Kerry, Lavrov agree to work toward diplomatic solution to Ukraine crisis

BY Associated Press  March 30, 2014 at 7:02 PM EDT
US Secretary of State John Kerry (L) gestures next to Russian Foreign Minister Sergey Lavrov (R) at the Russian Ambassador's Residence, in Paris, on March 30, 2014, as they are about discuss the situation in Ukraine. Kerry traveled to Paris for a last minute meeting with Lavrov. AFP PHOTO / POOL / JACQUELYN MARTIN        (Photo credit should read JACQUELYN MARTIN/AFP/Getty Images)

U.S. Secretary of State John Kerry met with Russian Foreign Minister Sergey Lavrov at the Russian Ambassador’s Residence in Paris on March 30 to discuss the ongoing crisis in Ukraine. Both sides agreed on the need for a diplomatic solution.
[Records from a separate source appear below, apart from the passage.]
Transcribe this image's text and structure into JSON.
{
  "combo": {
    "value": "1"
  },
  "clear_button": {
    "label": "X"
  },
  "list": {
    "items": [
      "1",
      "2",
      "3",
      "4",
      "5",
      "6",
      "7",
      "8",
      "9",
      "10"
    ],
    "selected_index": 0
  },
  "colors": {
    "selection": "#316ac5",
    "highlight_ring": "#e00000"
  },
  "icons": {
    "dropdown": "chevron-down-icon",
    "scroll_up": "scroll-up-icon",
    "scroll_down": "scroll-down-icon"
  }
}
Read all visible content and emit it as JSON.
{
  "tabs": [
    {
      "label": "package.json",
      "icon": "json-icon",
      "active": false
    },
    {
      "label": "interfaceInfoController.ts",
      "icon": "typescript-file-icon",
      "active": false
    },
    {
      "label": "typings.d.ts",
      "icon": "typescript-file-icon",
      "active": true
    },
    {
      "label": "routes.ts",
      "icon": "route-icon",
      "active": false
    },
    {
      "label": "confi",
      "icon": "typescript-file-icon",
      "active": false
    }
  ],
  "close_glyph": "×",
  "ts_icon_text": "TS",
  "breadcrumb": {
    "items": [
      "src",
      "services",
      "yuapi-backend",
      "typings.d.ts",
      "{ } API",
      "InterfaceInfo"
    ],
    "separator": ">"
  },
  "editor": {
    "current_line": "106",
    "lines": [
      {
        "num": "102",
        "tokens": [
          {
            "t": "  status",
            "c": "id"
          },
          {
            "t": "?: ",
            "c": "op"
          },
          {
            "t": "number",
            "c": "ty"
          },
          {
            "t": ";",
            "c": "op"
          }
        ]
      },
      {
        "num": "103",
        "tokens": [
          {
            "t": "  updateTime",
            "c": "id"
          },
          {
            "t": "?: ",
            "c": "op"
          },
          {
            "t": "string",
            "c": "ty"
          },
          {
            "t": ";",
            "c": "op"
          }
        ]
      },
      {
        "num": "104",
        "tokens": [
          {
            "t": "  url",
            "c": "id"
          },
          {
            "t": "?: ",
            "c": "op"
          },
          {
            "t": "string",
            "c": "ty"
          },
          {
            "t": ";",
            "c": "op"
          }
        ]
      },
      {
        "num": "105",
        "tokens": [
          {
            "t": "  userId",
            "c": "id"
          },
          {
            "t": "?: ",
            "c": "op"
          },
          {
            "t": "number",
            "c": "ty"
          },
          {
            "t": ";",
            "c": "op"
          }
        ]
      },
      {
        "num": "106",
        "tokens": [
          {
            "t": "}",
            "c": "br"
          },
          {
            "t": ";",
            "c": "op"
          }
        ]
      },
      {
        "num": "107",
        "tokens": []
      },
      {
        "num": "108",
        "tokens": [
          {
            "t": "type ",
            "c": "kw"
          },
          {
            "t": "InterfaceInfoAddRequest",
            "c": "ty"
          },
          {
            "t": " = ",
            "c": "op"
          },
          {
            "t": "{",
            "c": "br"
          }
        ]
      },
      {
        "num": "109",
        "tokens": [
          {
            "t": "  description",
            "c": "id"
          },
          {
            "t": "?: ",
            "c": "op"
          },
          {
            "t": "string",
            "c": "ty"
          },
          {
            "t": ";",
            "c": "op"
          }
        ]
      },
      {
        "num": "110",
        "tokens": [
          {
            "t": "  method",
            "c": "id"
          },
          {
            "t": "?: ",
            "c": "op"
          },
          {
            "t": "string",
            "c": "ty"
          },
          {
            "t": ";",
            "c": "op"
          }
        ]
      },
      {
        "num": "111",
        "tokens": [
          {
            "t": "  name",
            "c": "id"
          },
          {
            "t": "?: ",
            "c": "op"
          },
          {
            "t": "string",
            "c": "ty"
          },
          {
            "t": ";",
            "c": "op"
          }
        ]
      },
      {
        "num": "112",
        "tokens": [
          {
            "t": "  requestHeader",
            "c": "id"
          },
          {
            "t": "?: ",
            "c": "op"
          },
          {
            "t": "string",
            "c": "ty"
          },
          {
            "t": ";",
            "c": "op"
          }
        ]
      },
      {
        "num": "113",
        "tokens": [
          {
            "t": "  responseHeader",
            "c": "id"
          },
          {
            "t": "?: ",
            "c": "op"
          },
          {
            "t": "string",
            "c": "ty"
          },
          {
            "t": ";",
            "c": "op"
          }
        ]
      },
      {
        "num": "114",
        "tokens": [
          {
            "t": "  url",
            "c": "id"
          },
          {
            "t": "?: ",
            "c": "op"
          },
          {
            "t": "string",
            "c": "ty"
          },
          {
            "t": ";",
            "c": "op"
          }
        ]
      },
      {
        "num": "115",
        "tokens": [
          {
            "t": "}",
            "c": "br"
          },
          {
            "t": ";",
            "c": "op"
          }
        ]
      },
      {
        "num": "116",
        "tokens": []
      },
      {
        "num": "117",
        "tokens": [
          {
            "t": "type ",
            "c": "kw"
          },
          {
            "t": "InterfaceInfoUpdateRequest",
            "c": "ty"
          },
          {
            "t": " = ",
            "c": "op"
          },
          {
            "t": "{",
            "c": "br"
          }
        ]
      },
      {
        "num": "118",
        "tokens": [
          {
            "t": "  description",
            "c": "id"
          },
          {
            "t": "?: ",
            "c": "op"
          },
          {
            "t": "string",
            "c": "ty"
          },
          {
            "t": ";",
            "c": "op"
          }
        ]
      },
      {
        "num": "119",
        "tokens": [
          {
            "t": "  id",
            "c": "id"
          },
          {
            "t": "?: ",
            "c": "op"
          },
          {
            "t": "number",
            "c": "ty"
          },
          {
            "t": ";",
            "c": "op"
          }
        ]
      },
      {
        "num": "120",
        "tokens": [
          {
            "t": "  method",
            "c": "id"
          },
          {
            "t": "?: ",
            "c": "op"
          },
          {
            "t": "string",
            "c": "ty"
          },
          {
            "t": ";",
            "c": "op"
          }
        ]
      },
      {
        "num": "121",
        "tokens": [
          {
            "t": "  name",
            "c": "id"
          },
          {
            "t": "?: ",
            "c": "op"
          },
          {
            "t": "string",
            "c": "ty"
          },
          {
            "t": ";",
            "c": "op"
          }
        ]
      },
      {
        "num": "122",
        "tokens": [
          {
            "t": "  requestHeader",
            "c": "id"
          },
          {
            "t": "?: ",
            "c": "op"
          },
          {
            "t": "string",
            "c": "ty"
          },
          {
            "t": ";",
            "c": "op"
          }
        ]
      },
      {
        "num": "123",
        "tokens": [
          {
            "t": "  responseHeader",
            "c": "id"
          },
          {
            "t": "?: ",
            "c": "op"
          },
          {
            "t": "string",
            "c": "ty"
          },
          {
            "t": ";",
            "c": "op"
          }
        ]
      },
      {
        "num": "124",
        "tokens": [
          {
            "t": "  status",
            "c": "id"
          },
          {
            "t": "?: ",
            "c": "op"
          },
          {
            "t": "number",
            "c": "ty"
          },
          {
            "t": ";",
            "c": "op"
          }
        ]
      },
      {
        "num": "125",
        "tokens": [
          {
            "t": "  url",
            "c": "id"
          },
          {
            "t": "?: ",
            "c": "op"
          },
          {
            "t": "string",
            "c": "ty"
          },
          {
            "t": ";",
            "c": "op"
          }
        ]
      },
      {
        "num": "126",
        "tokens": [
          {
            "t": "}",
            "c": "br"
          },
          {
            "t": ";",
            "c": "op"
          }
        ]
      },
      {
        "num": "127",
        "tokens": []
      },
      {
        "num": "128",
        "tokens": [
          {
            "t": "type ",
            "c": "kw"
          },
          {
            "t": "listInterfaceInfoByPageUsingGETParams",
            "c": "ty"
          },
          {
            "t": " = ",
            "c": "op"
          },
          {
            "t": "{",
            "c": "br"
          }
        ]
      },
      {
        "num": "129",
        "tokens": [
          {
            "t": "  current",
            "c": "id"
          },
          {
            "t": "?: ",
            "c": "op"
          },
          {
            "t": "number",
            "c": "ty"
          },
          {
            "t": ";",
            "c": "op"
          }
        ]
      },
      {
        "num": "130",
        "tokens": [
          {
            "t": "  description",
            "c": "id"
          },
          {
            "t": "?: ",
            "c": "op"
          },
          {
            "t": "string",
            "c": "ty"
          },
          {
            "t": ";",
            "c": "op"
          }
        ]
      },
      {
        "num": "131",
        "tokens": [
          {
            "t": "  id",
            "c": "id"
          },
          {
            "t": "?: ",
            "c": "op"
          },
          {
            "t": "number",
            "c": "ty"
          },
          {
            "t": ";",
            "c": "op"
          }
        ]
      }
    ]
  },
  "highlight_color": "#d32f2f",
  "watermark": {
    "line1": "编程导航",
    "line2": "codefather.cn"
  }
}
Credit: JACQUELYN MARTIN/AFP/Getty Images

PARIS — U.S. Secretary of State John Kerry said Sunday night the United States and Russia agree on the need for a diplomatic solution for Ukraine but he stressed the Russian troop buildup along the border is not helpful.

Kerry stressed that Ukraine would have to be at the table for negotiations. And he said the Russian troop buildup along the border is creating a climate of fear and intimidation in Ukraine.

He noted that even though the troops are still on Russian soil, they create a negative atmosphere.

“The question is not one of right or legality,” he said. “The question is one of strategic appropriateness and whether it’s smart at this moment of time to have troops massed on the border.”

Kerry said Ukraine must make the decision about a Russian proposal of federalization of Ukraine.

“It is not up to us to make any decision or agreement regarding federalization. It is up to Ukrainians.”

Kerry made the comments after a lengthy meeting with Russian Foreign Minister Sergei Lavrov at the residence of the Russian ambassador to France to go over Moscow’s response to a U.S. plan to de-escalate the situation.

- Russia’s foreign minister says Ukraine can’t function as a “unified state” and should be a loose federation of regions that choose their own economic model, language and religion.

Lavrov said at a separate briefing that he and Kerry discussed the possibility of a federated Ukrainian state at “very, very constructive” talks.

He said he and Kerry agreed to work with the Ukrainian government to improve rights for Russian-speaking Ukrainians and disarming “irregular forces and provocateurs.”

The talks are part of broader diplomatic efforts to defuse the crisis in Ukraine after protests drove out a pro-Russian president and Russia annexed the Crimean peninsula in response.